More recently, Buchwald and Hartwig have improved on this through the use of catalytic Pd. This reaction, however, requires a pre-oxidized aryl halide, which must be prepared prior to coupling.
C-H bond amination has been highlighted recently as a method to streamline the synthesis of aryl C-N bonds (see the work of White or Dubois for examples of allylic and aliphatic C-H amination reactions, respectively). Fewer synthetic steps means less waste and an overall greener reaction. Most catalytic C-H aminations, however, require the use of Rh, an expensive heavy metal. The Antonchick group recently reported the metal-free, organocatalytic synthesis of carbazoles by aryl C-H amination. This chemistry is novel and complements the work others are doing to use earth-abundant metal complexes as C-H amination catalysts (esp.
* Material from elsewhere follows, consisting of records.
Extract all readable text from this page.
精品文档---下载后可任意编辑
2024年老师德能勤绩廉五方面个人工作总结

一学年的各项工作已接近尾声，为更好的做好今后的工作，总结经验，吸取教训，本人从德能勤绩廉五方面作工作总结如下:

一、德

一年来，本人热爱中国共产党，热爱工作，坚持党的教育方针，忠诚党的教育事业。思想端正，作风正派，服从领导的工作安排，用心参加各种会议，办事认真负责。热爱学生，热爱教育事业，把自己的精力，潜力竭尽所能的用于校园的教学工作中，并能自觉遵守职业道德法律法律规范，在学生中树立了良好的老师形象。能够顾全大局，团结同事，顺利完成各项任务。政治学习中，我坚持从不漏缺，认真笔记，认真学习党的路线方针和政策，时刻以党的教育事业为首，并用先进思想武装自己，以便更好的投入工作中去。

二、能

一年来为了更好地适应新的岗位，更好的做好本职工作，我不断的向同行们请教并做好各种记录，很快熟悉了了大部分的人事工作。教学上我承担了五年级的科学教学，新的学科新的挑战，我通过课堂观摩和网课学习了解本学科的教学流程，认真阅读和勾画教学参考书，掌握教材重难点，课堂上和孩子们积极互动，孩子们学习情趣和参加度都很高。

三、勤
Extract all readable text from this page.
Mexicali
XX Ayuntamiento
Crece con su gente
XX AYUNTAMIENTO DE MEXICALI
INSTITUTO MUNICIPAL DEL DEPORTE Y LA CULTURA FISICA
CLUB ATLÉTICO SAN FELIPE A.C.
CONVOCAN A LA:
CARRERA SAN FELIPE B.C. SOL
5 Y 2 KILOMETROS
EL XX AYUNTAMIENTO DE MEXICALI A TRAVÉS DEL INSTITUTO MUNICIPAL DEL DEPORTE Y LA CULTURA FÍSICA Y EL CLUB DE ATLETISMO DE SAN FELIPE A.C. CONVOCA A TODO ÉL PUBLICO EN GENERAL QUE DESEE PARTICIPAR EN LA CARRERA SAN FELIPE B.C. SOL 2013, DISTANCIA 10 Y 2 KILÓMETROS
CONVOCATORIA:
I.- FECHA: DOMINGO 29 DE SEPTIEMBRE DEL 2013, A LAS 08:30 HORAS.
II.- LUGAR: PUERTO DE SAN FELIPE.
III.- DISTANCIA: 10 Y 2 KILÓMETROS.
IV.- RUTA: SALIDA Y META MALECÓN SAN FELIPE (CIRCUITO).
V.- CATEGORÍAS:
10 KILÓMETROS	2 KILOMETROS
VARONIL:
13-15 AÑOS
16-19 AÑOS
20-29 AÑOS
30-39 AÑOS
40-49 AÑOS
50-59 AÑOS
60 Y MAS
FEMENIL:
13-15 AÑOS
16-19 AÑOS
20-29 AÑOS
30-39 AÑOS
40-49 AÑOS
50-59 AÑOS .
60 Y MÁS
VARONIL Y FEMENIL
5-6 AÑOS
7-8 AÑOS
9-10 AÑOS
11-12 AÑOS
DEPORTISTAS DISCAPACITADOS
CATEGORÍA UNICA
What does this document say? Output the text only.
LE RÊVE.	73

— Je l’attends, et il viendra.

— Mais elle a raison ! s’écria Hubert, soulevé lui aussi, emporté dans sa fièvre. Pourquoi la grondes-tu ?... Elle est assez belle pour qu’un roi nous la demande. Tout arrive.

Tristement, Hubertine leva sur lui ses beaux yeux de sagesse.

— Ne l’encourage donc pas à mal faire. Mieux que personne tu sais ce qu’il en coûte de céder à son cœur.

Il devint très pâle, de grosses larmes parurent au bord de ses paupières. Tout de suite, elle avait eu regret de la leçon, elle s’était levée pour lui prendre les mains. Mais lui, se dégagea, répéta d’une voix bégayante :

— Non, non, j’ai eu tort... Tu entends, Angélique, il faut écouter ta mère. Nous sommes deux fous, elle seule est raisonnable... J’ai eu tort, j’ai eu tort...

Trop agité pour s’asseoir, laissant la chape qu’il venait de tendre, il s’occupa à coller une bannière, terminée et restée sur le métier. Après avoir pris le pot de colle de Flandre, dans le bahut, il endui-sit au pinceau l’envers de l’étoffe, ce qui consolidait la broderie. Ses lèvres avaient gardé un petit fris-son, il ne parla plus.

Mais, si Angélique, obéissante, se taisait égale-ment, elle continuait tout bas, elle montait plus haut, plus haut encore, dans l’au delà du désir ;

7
Fe and Cu).
The Antonchick group starts by optimizing the conditions for the synthesis of N-protected carbazole 2a from the precursor 2-aminobiphenyl 1a in 81 % isolated yield from a 12 hr reaction in hexafluoro-2-propanol (HFIP) at room temperature.
They then improve their conditions by using catalytic amounts of iodoarene in the presence of peracetic acid as their oxidant avoiding the generation of a stoichiometric amount of iodobenzene waste from their initial conditions. Note that their optimized conditions require a mixed solvent system consisting of HFIP and methylene chloride.
In addition to providing an impressive scope of intramolecular, organocatalytic C-H aminations, the Antonchick group also reports the intermolecular cross-amination of unactivated arenes, though this reaction requires a stoichiometric amount of a hypervalent iodine oxidant. Though the scope in this initial communication is limited, the reaction tolerates both electron-withdrawing and electron-donating groups on the N-acetylated aniline.
This is a great advance in selective C-H amination, especially since this transformation usually requires the use of transition metal complexes (and usually Rh or Pd). In the future, I hope to see a catalytic version of the intermolecular C-H amination and a version avoiding the use of halogenated solvents.